More than 9 million of China’s students are currently taking the world’s largest standardized college entrance test.
 
Construction sites across the country have been ordered to suspend work at night and noon, so as to create a peaceful environment for students to prepare for the exam.
 
Bans on private cars in Beijing, which is notorious for its heavy traffic, have been temporarily lifted to allow parents to send their children to the city’s examination venues.
 
In the island province of Hainan, seven teachers wearing red T-shirts with smiling faces embraced their students before they entered a classroom to take the exam.
 
"Red is a lucky color.

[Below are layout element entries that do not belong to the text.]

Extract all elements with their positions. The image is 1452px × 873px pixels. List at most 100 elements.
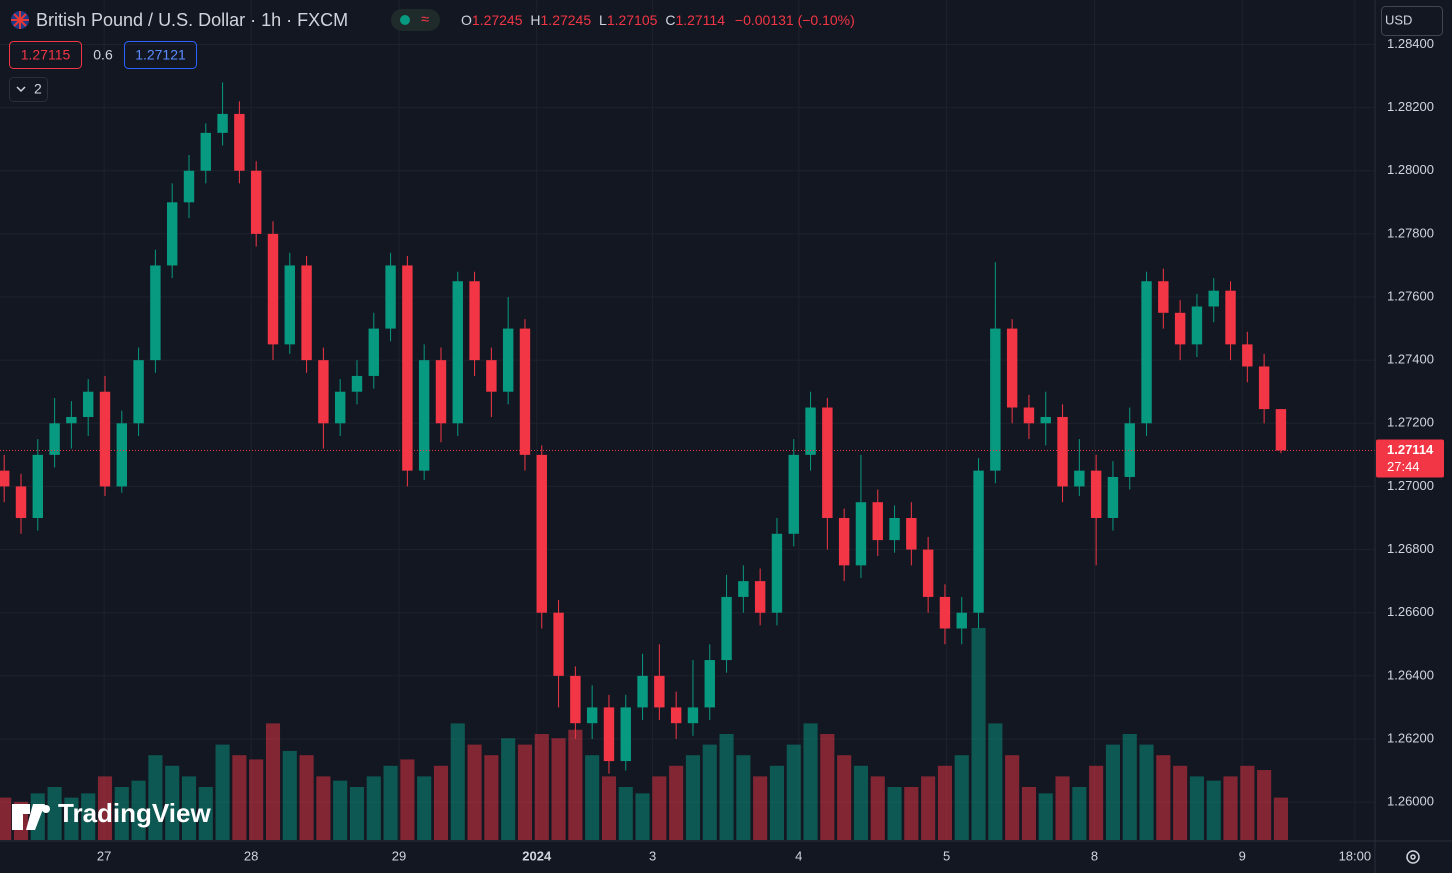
volume-bar (1122, 734, 1137, 840)
volume-bar (131, 780, 146, 840)
sell-button[interactable] (9, 41, 82, 69)
candle-body (822, 407, 833, 518)
volume-bar (669, 765, 684, 840)
candle-body (805, 407, 816, 455)
x-tick-label: 4 (795, 848, 802, 863)
y-tick-label: 1.26000 (1387, 794, 1434, 809)
candle-body (738, 581, 749, 597)
y-tick-label: 1.26400 (1387, 667, 1434, 682)
volume-bar (81, 793, 96, 840)
candle-body (1174, 312, 1186, 345)
y-tick-label: 1.26800 (1387, 541, 1434, 556)
candle-body (939, 596, 951, 629)
volume-bar (685, 755, 701, 840)
bid-price: 1.27115 (21, 47, 71, 63)
volume-bar (904, 787, 919, 840)
candle-body (318, 360, 329, 424)
candle-body (334, 391, 346, 424)
candle-body (82, 391, 94, 417)
ohlc-label: C (665, 12, 675, 28)
ask-price: 1.27121 (135, 47, 186, 63)
candle-body (1242, 344, 1253, 367)
volume-bar (853, 765, 869, 840)
volume-bar (282, 750, 297, 840)
candle-body (502, 328, 514, 392)
candle-body (586, 707, 598, 724)
candle-body (1074, 470, 1085, 487)
volume-bar (450, 723, 465, 840)
volume-bar (232, 755, 247, 840)
candle-body (452, 281, 463, 424)
volume-bar (1055, 776, 1070, 840)
ohlc-legend: O1.27245 H1.27245 L1.27105 C1.27114 −0.0… (461, 12, 855, 28)
settings-button[interactable] (1406, 850, 1420, 864)
y-tick-label: 1.27200 (1387, 415, 1434, 430)
volume-bar (316, 776, 331, 840)
volume-bar (803, 723, 818, 840)
settings-icon (1410, 854, 1416, 860)
volume-bar (417, 776, 432, 840)
candle-body (1057, 416, 1068, 487)
volume-bar (769, 765, 785, 840)
candle-body (1258, 366, 1270, 410)
ohlc-value: 1.27245 (541, 12, 592, 28)
volume-bar (988, 723, 1003, 840)
volume-bar (1021, 787, 1036, 840)
symbol-title[interactable]: British Pound / U.S. Dollar · 1h · FXCM (36, 10, 348, 30)
y-tick-label: 1.28400 (1387, 36, 1434, 51)
volume-bar (837, 755, 852, 840)
y-tick-label: 1.27600 (1387, 288, 1434, 303)
volume-bar (568, 729, 583, 840)
logo-icon (12, 804, 45, 830)
candle-body (150, 265, 161, 361)
volume-bar (114, 787, 129, 840)
volume-bar (47, 787, 62, 840)
candle-body (704, 660, 715, 708)
candle-body (855, 502, 867, 566)
volume-bar (1273, 797, 1288, 840)
y-tick-label: 1.27800 (1387, 225, 1434, 240)
candle-body (553, 612, 564, 676)
candle-body (99, 391, 111, 487)
volume-bar (585, 755, 600, 840)
volume-bar (467, 744, 482, 840)
candle-body (1191, 306, 1203, 345)
logo: TradingView (58, 798, 211, 828)
candle-body (385, 265, 396, 329)
candle-body (519, 328, 531, 455)
candle-body (1107, 476, 1119, 518)
x-tick-label: 28 (244, 848, 258, 863)
market-status[interactable] (391, 9, 440, 31)
flag-cross (11, 11, 29, 29)
change: −0.00131 (−0.10%) (735, 12, 855, 28)
volume-bar (1223, 776, 1238, 840)
candle-body (889, 518, 900, 541)
candle-body (687, 707, 699, 724)
candle-body (637, 675, 648, 708)
volume-bar (349, 787, 365, 840)
candle-body (922, 549, 934, 597)
candle-body (133, 360, 144, 424)
candle-body (250, 170, 262, 234)
volume-bar (1105, 744, 1120, 840)
candle-body (754, 581, 766, 613)
volume-bar (148, 755, 163, 840)
volume-bar (652, 776, 667, 840)
indicators-toggle[interactable] (9, 77, 48, 102)
x-tick-label: 18:00 (1339, 848, 1372, 863)
last-price: 1.27114 (1387, 442, 1434, 457)
candle-body (654, 675, 665, 708)
candle-body (990, 328, 1001, 471)
volume-bar (601, 776, 617, 840)
ohlc-value: 1.27114 (675, 12, 725, 28)
buy-button[interactable] (124, 41, 197, 69)
currency-button[interactable] (1381, 6, 1443, 36)
candle-body (301, 265, 312, 361)
candle-body (1141, 281, 1152, 424)
candle-body (721, 596, 732, 661)
currency: USD (1385, 12, 1412, 27)
volume-bar (870, 776, 885, 840)
volume-bar (1189, 776, 1204, 840)
candle-body (267, 233, 279, 345)
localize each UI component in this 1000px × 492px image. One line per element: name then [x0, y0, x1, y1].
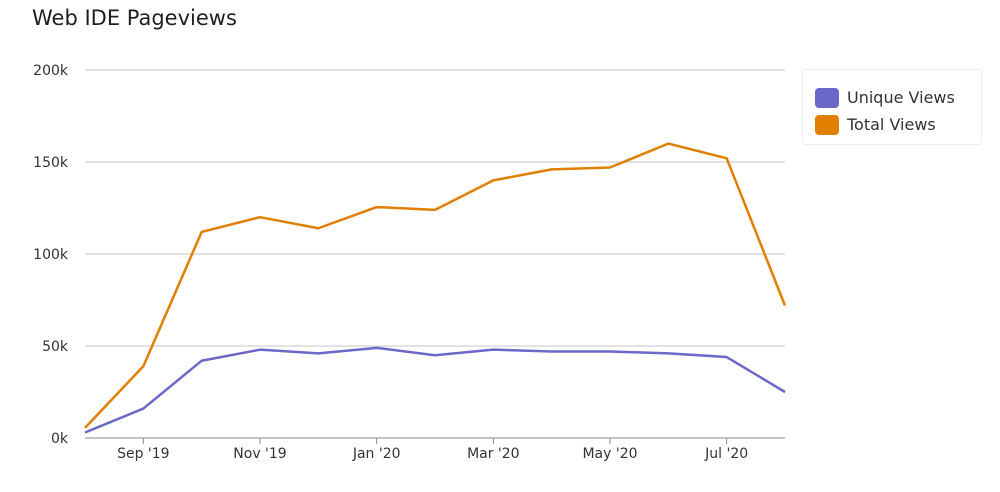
series-line-total-views [84, 142, 787, 429]
legend-label: Unique Views [847, 88, 955, 107]
y-tick-label: 200k [33, 63, 69, 79]
x-tick-label: Jan '20 [352, 446, 401, 462]
x-tick-label: May '20 [582, 446, 637, 462]
legend-swatch [815, 87, 839, 108]
legend: Unique Views Total Views [802, 69, 982, 145]
legend-swatch [815, 114, 839, 135]
x-tick-label: Mar '20 [467, 446, 520, 462]
y-tick-label: 0k [51, 431, 69, 447]
y-tick-label: 50k [42, 339, 69, 355]
chart-title: Web IDE Pageviews [32, 6, 237, 30]
legend-item[interactable]: Unique Views [803, 84, 981, 111]
x-tick-label: Jul '20 [704, 446, 748, 462]
y-tick-label: 100k [33, 247, 69, 263]
series-line-unique-views [84, 346, 786, 434]
legend-item[interactable]: Total Views [803, 111, 981, 138]
y-tick-label: 150k [33, 155, 69, 171]
legend-label: Total Views [847, 115, 936, 134]
x-tick-label: Nov '19 [233, 446, 286, 462]
x-tick-label: Sep '19 [117, 446, 170, 462]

The T-shirts helped us to convey our wishes to the students," said teacher Qin Rong from the Haikou Middle School affiliated with Hunan Normal University.
 
Yang Yongqing was waiting for his daughter outside the school with his wife after buying vegetables at a nearby grocer.
 
"We are going to return home with our daughter and cook some dishes for her as a reward," Yang said.
 
SNAPSHOTS IN DISASTER-HIT REGIONS
 
This year’s exams, however, have been shadowed by droughts and floods in southern China.
 
In Wangmo County in southwestern China’s Guizhou Province, where 14 people were killed in recent rain-triggered floods, 23-year-old Yang Bofu finally sat down in a classroom to wait for the text.
 
"I prepared for the exam in a rented apartment, which was flooded during the disaster," he said. Yang lost his books and admission card for the exam in the flood.
 
After the flooding occurred, Yang and about 230 other students arranged to stay in the local Qingxin hotel, with lunch and dinner provided to them free of charge.
 
In the exam room, the proctor let him in after comparing him with a photo attached to his examination permission slip.
 
The subject the students were tested on for Tuesday morning was Chinese literature, and Yang felt that he did well.
 
"I am the only one in my family who could even take the exam," he said. He has three brothers.
 
According to the Ministry of Education, this year’s average college enrollment rate will be 72.3 percent.
 
"We will try our best to ensure that all of our students will be able to take the exam," said Tu Zhangyou, vice county head of Wangmo County. Nine hundred of the county’s 902 students are now taking the test.
 
In Nancheng County in east China’s Jiangxi Province, where Monday’s rainfall reached 166 mm, the local government has spent more than 100,000 yuan to buy a massive electricity generator.
 
"In case the thunderstorms disrupt our power supply, we must ensure that the listening part of the English exam can still be held," said Yang Ruichun, a county publicity official.
 
In the Yushu Tibetan Autonomous Prefecture, which is still recovering from last year’s massive earthquake, 1,069 students took the entrance exam in makeshift classrooms.
 
Although the students had to be sent to other provinces to continue their schooling after the quake, Suo Hongwei, director of the administration office of the Minzu Middle School, believes they will still do well.
 
"Today they all returned, and I believe that they can get good results," Suo said.
 
LIFE-CHANGING TEST
 
The exam, also called "gaokao" in Chinese, was resumed in 1977 after the Cultural Revolution. About 5.7 million Chinese competed for 270,000 university seats that year.
 
The exam’s content and form has changed a great deal over the last several decades, but it has always been regarded as a potentially life-changing event for China’s students.
 
However, the number of students registering for the test has dwindled in recent years, from the record 10.5 million registered in 2008 to 9.3 million this year.
 
One reason for the decrease is that more students have chosen to study overseas. According to statistics from the Ministry of Education, about 200,000 middle school students are currently studying abroad and will not be taking the exam.
 
While thousands of participants are busy filling out answer sheets, He Yizheng, a student at the Dongbei Yucai Middle School in Shenyang, the capital of northeast China’s Liaoning Province, is practicing English and tennis.
 
"I received an offer from the University of Pennsylvania in the United States," he said.
 
"Compared with Chinese universities, foreign schools attach greater importance to the improvement of students’ general competence," he added.
 
Wu Qun, general manager of Hanterry, a company that provides consultation services and language training for students who wish to study abroad, noted that the high competitiveness of the college entrance exam has forced some students to find different paths to higher education.
 
"Living standards are improving, so more families can afford to send their children abroad," he said.
 
Forty-five students who are currently enrolled at the South University of Science and Technology of China (SUSTC), the country’s first university to independently recruit its own students, also said that they will not be taking the exam.
 
SUSTC started its first semester this March after choosing 45 freshmen from a pool of 745 applicants.